第3章 vagheggiare【ブチャラティ】
ギィ、と扉が軋む音に続いて、男が姿を見せた。
一目見た彼女は、弾かれたように立ち上がる。
「ブチャラティ!ああ!ブチャラティ…ッ!」
涙をいっぱいに溜めた目をしたチヒロが、男の腕の中に飛び込んだ。
「ああ、良かった…無事に帰ってきてくれて!あなたにもしもの事があったらと思ったら私、私……!」
緊張の糸が切れ、自分の胸に縋りついてしゃくりあげる彼女を、ブチャラティはそっと抱き寄せる。
「すまなかった…心配をかけたな。負傷はしているが、どうということはない」
今回の単独任務は『スタンド能力』に関わるものだった。彼も相当に場慣れしたスタンド使いであるものの、新たに出会う力とは時に想像を超えてくる。
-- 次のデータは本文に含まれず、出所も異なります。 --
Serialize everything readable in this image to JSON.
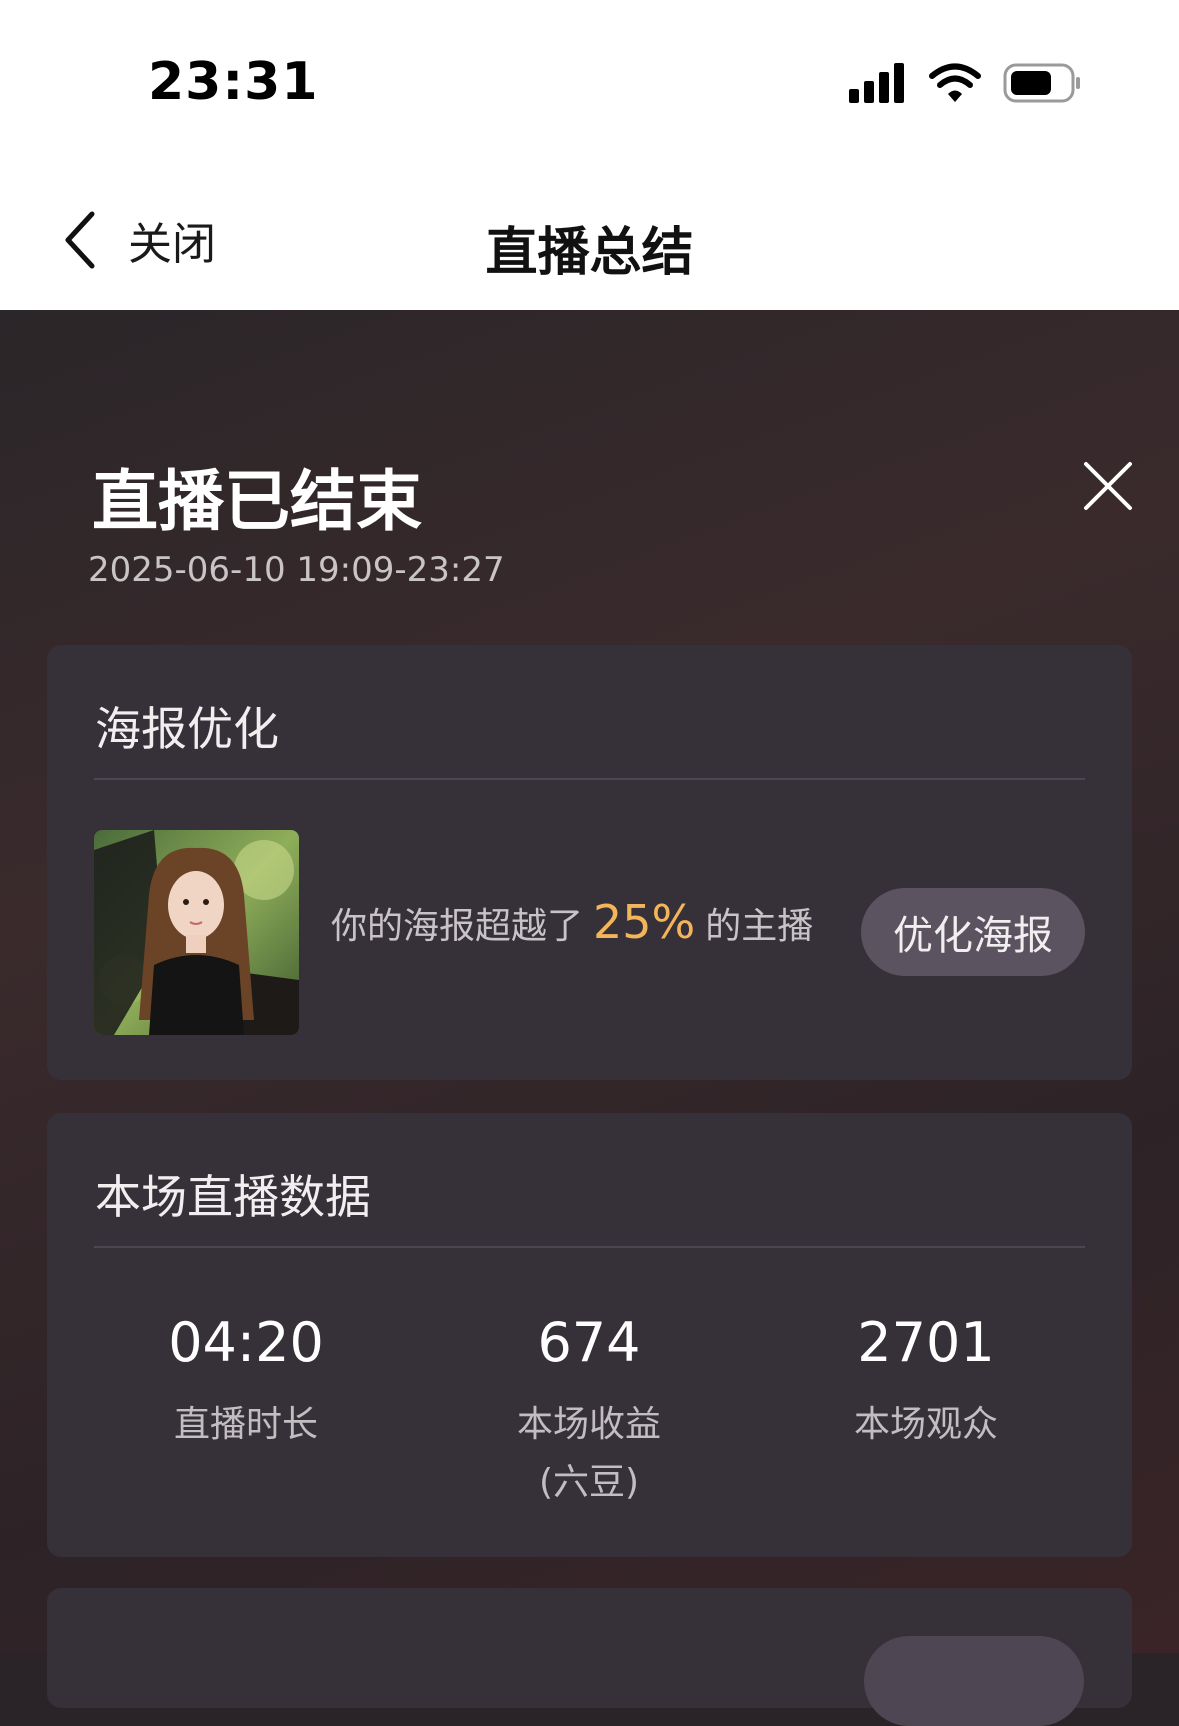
{
  "status_bar": {
    "time": "23:31"
  },
  "nav": {
    "back_label": "关闭",
    "title": "直播总结"
  },
  "summary": {
    "title": "直播已结束",
    "datetime": "2025-06-10 19:09-23:27"
  },
  "poster_card": {
    "title": "海报优化",
    "text_before": "你的海报超越了",
    "percent": "25%",
    "text_after": "的主播",
    "button_label": "优化海报"
  },
  "stats_card": {
    "title": "本场直播数据",
    "items": [
      {
        "value": "04:20",
        "label": "直播时长"
      },
      {
        "value": "674",
        "label": "本场收益\n(六豆)"
      },
      {
        "value": "2701",
        "label": "本场观众"
      }
    ]
  },
  "colors": {
    "accent": "#f3b55a",
    "card": "#363038",
    "button": "#5b5360"
  }
}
結果、苦戦を強いられ、身体のあちらこちらに傷を作ってしまった。
ネアポリスに"組織"の息のかかった病院がいくつもあったおかげで無事に戻ってはこられたが、アジトで待機していたチヒロの気が気でないのも当然というものだ。
発足したばかりのたった2人のチーム。
彼女にとって、このイタリアで唯一心を許した存在が失われるかもしれないという恐怖は凄まじかった。押しつぶされそうに暗い感情からようやく解放されたのだ、落ち着くまでにはもう少し時間がかかるだろう。
包帯が巻かれていない方の手で、そっと柔らかな髪を撫でる。
いつだって自分を全力で信頼し、気遣い、慕ってくれる彼女。
今思えば、この時が最初だったのかもしれない。
彼───ブローノ・ブチャラティが、チヒロを愛おしいと感じるようになったのは。